We enabled a TON of logging in the tool and dropped it in as a replacement for the old executable. The logging showed that everything was working as it was supposed to, so we had to come up with another approach.
Road to Recovery: SQL Profiler Takes the Day
I pulled up SQL Profiler to help us understand how the search tool was querying and updating information in the database. The search tool only performs lookups when work items are marked witha 'ToDo' flag. If work items get mangled on the way into the database, the search tool will do nothing.
After leaving the SQL Profiler tool on for an extended amount of time I noticed that we were seeing search tool queries even though we had temporarily disabled it. This demonstrated that there were other factors in play, so I altered the SQL trace to include additional columns (including the HostName column) and waited.
Sure enough, we saw the search tool queries again- and this time we could see they were coming from another server in our environment. Upon further investigation we found that the virtual machine that hosts the search tool had been cloned and left running.
Once we knew that another system in the environment was running the search tool we investigated and found that all of our missing search results were cached on that system. The search tool was disabled on that server and the missing results were restored to their proper place.
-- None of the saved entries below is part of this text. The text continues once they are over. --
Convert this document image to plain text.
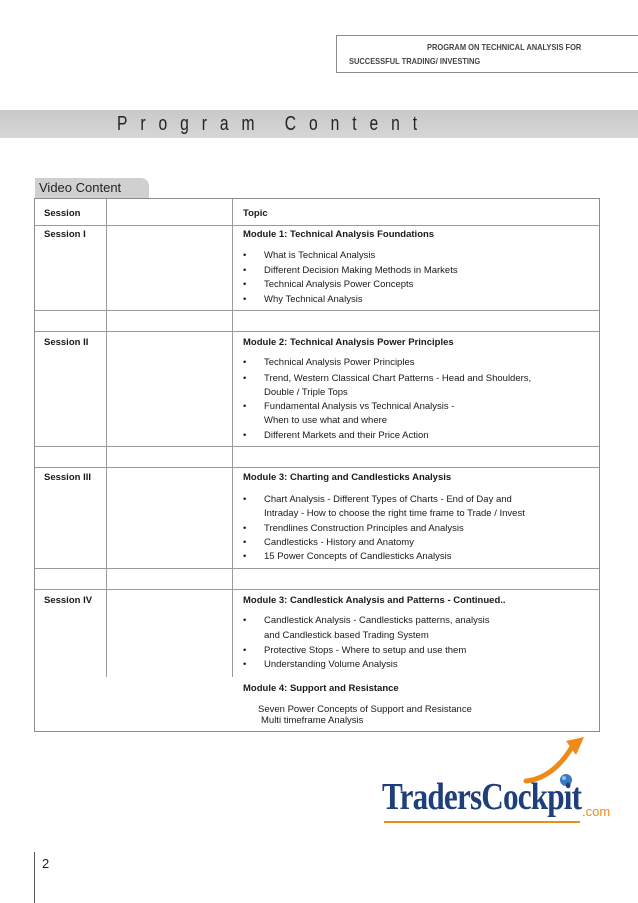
PROGRAM ON TECHNICAL ANALYSIS FOR
SUCCESSFUL TRADING/ INVESTING
Program Content
Video Content
Session	Topic
Session I	Module 1: Technical Analysis Foundations
• What is Technical Analysis
• Different Decision Making Methods in Markets
• Technical Analysis Power Concepts
• Why Technical Analysis
Session II	Module 2: Technical Analysis Power Principles
• Technical Analysis Power Principles
• Trend, Western Classical Chart Patterns - Head and Shoulders,
Double / Triple Tops
• Fundamental Analysis vs Technical Analysis -
When to use what and where
• Different Markets and their Price Action
Session III	Module 3: Charting and Candlesticks Analysis
• Chart Analysis - Different Types of Charts - End of Day and
Intraday - How to choose the right time frame to Trade / Invest
• Trendlines Construction Principles and Analysis
• Candlesticks - History and Anatomy
• 15 Power Concepts of Candlesticks Analysis
Session IV	Module 3: Candlestick Analysis and Patterns - Continued..
• Candlestick Analysis - Candlesticks patterns, analysis
and Candlestick based Trading System
• Protective Stops - Where to setup and use them
• Understanding Volume Analysis
Module 4: Support and Resistance
Seven Power Concepts of Support and Resistance
Multi timeframe Analysis
TradersCockpit .com
2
It can be incredibly difficult to troubleshoot intermittent problems like this. Without appropriate tooling (in this case Telerik's JustDecompile and Microsoft's SQL Profiler) it would have been virtually impossible to present a viable path that management would feel comforable with us pursuing. It is disappointing to hear that Microsoft is deprecating Trace/Profiling in some future version of MSSQL- I hope they implement a capable replacement (Extended Events?).